Though Jamal never intended to travel to Iraq himself, he viewed the US presence there as an “injustice” and felt obligated to support other young men who wanted to go by giving them money and encouragement and offering his family home as an occasional place to stay in Ajdabiya.

Even so, he said, the US is not the Libyan people’s enemy; in fact, it could be an ally against Gaddafi. Though he warned that Libyans would never tolerate a foreign military presence in their country, the people would consider the US “a friend” if it interceded to protect the uprising by launching air strikes against Gaddafi’s troops and military buildings, Jamal said.

After Thursday’s UN Security Council vote in favour of a no-fly zone and military action to defend Libya’s populace, such strikes became much more likely. Though they carry the risk of civilian casualties, Libyans in the opposition have called for them for weeks. Some have even specifically suggested that US planes should bomb Gaddafi’s residence and command centre in Tripoli, the Bab al-Azizia.     

The relationship between the US and the opposition in the long term remains cloudy. Despite the national opposition council’s completely secular face, some US officials and commentators have expressed concerns about the forces behind the uprising, fearing it may be controlled or “hijacked” by the persistent US bogeyman in the Middle East: Islamic extremists.

The Jidrans may represent a real-life answer to those concerns. They are blunt about their religion: Islam guides their worldview, and they would like to achieve the democracy and freedom they desire for Libya in an Islamic context. But the brothers have not shut themselves off from the outside world. They are not cave-dwelling radicals in the mold of Osama bin Laden, waiting for the return of an Islamic golden age and worldwide dominion.

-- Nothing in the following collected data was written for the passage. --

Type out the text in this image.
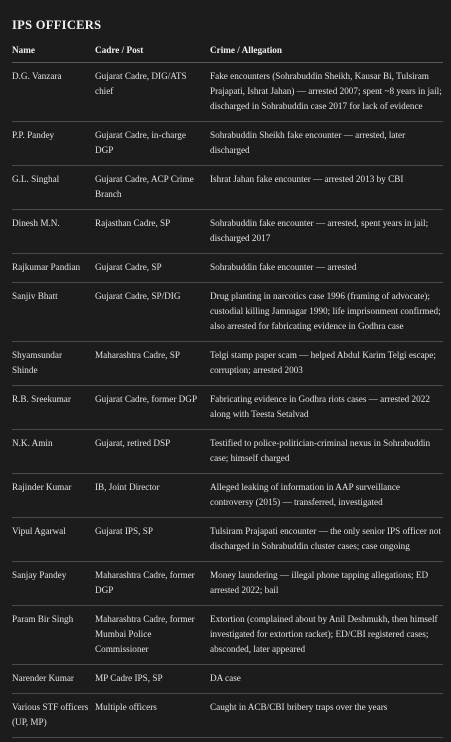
IPS OFFICERS
Name	Cadre / Post	Crime / Allegation
D.G. Vanzara	Gujarat Cadre, DIG/ATS chief	Fake encounters (Sohrabuddin Sheikh, Kausar Bi, Tulsiram Prajapati, Ishrat Jahan) — arrested 2007; spent ~8 years in jail; discharged in Sohrabuddin case 2017 for lack of evidence
P.P. Pandey	Gujarat Cadre, in-charge DGP	Sohrabuddin Sheikh fake encounter — arrested, later discharged
G.L. Singhal	Gujarat Cadre, ACP Crime Branch	Ishrat Jahan fake encounter — arrested 2013 by CBI
Dinesh M.N.	Rajasthan Cadre, SP	Sohrabuddin fake encounter — arrested, spent years in jail; discharged 2017
Rajkumar Pandian	Gujarat Cadre, SP	Sohrabuddin fake encounter — arrested
Sanjiv Bhatt	Gujarat Cadre, SP/DIG	Drug planting in narcotics case 1996 (framing of advocate); custodial killing Jamnagar 1990; life imprisonment confirmed; also arrested for fabricating evidence in Godhra case
Shyamsundar Shinde	Maharashtra Cadre, SP	Telgi stamp paper scam — helped Abdul Karim Telgi escape; corruption; arrested 2003
R.B. Sreekumar	Gujarat Cadre, former DGP	Fabricating evidence in Godhra riots cases — arrested 2022 along with Teesta Setalvad
N.K. Amin	Gujarat, retired DSP	Testified to police-politician-criminal nexus in Sohrabuddin case; himself charged
Rajinder Kumar	IB, Joint Director	Alleged leaking of information in AAP surveillance controversy (2015) — transferred, investigated
Vipul Agarwal	Gujarat IPS, SP	Tulsiram Prajapati encounter — the only senior IPS officer not discharged in Sohrabuddin cluster cases; case ongoing
Sanjay Pandey	Maharashtra Cadre, former DGP	Money laundering — illegal phone tapping allegations; ED arrested 2022; bail
Param Bir Singh	Maharashtra Cadre, former Mumbai Police Commissioner	Extortion (complained about by Anil Deshmukh, then himself investigated for extortion racket); ED/CBI registered cases; absconded, later appeared
Narender Kumar	MP Cadre IPS, SP	DA case
Various STF officers (UP, MP)	Multiple officers	Caught in ACB/CBI bribery traps over the years
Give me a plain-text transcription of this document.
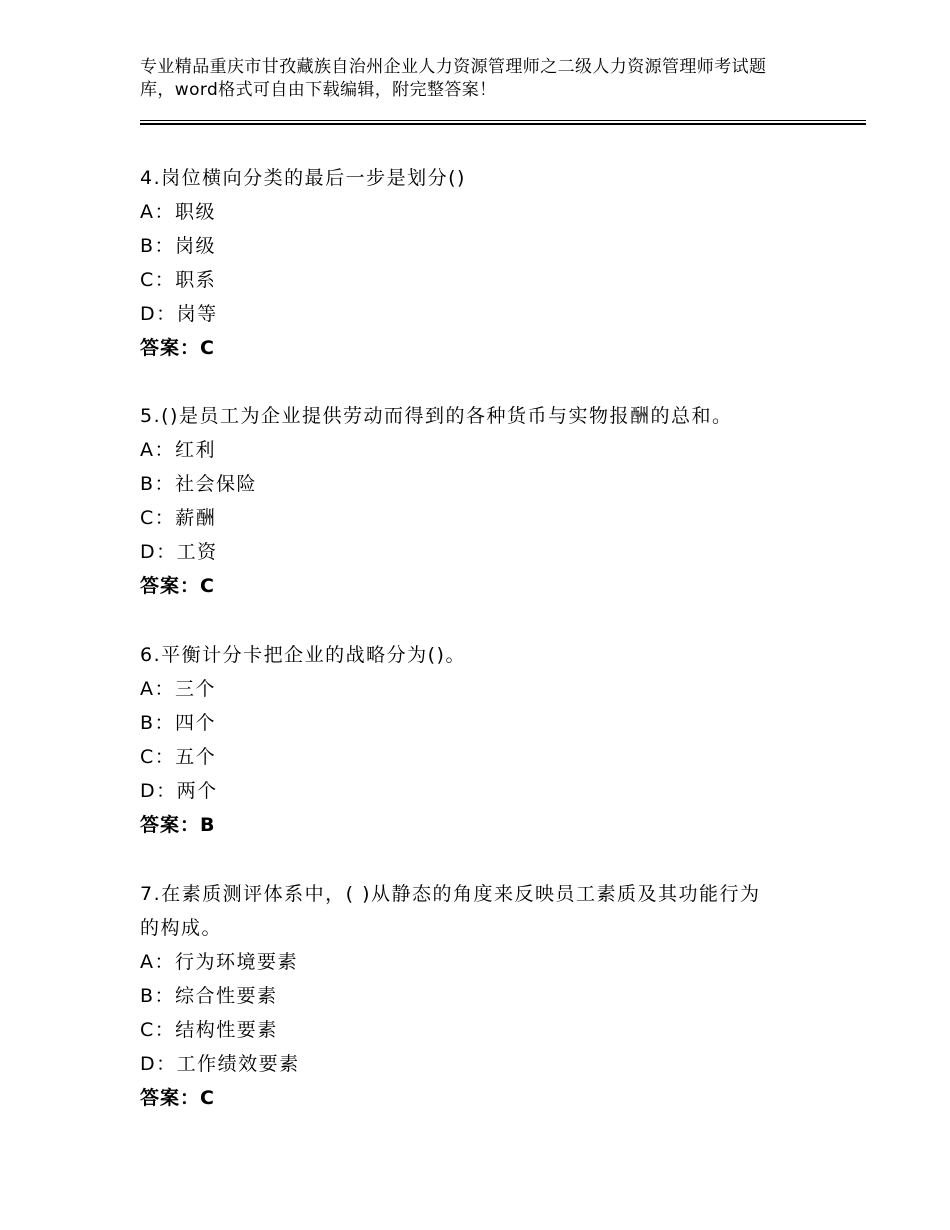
专业精品重庆市甘孜藏族自治州企业人力资源管理师之二级人力资源管理师考试题
库，word格式可自由下载编辑，附完整答案！
4.岗位横向分类的最后一步是划分()
A：职级
B：岗级
C：职系
D：岗等
答案：C
5.()是员工为企业提供劳动而得到的各种货币与实物报酬的总和。
A：红利
B：社会保险
C：薪酬
D：工资
答案：C
6.平衡计分卡把企业的战略分为()。
A：三个
B：四个
C：五个
D：两个
答案：B
7.在素质测评体系中，( )从静态的角度来反映员工素质及其功能行为
的构成。
A：行为环境要素
B：综合性要素
C：结构性要素
D：工作绩效要素
答案：C
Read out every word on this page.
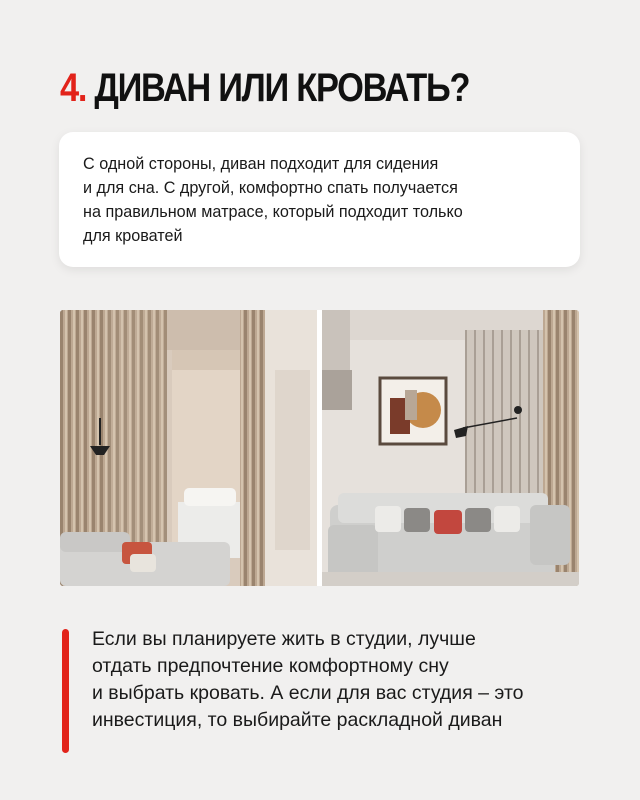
4. ДИВАН ИЛИ КРОВАТЬ?
С одной стороны, диван подходит для сидения
и для сна. С другой, комфортно спать получается
на правильном матрасе, который подходит только
для кроватей
Если вы планируете жить в студии, лучше
отдать предпочтение комфортному сну
и выбрать кровать. А если для вас студия – это
инвестиция, то выбирайте раскладной диван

“Yes we are Muslim, but we can be modern too,” Ibrahim said. “We need Islam, but in reality it’s very difficult to achieve a caliphate. Now we have parliaments, and different movements of people.”

“The Taliban and Algeria show it can’t be done,” Jamal said.

And for the moment, there are more pressing concerns than Libya’s future political system: The Jidran brothers say their struggle must end in victory, because the alternative is death.

“Gaddafi’s regime gave us two choices: To rule us as a dictator, or to kill us,” Muftah said. “The Libyan people have a message for Gaddafi: We are ready, we are six million people, we are ready for five million of us to die, so the other million will live in dignity.”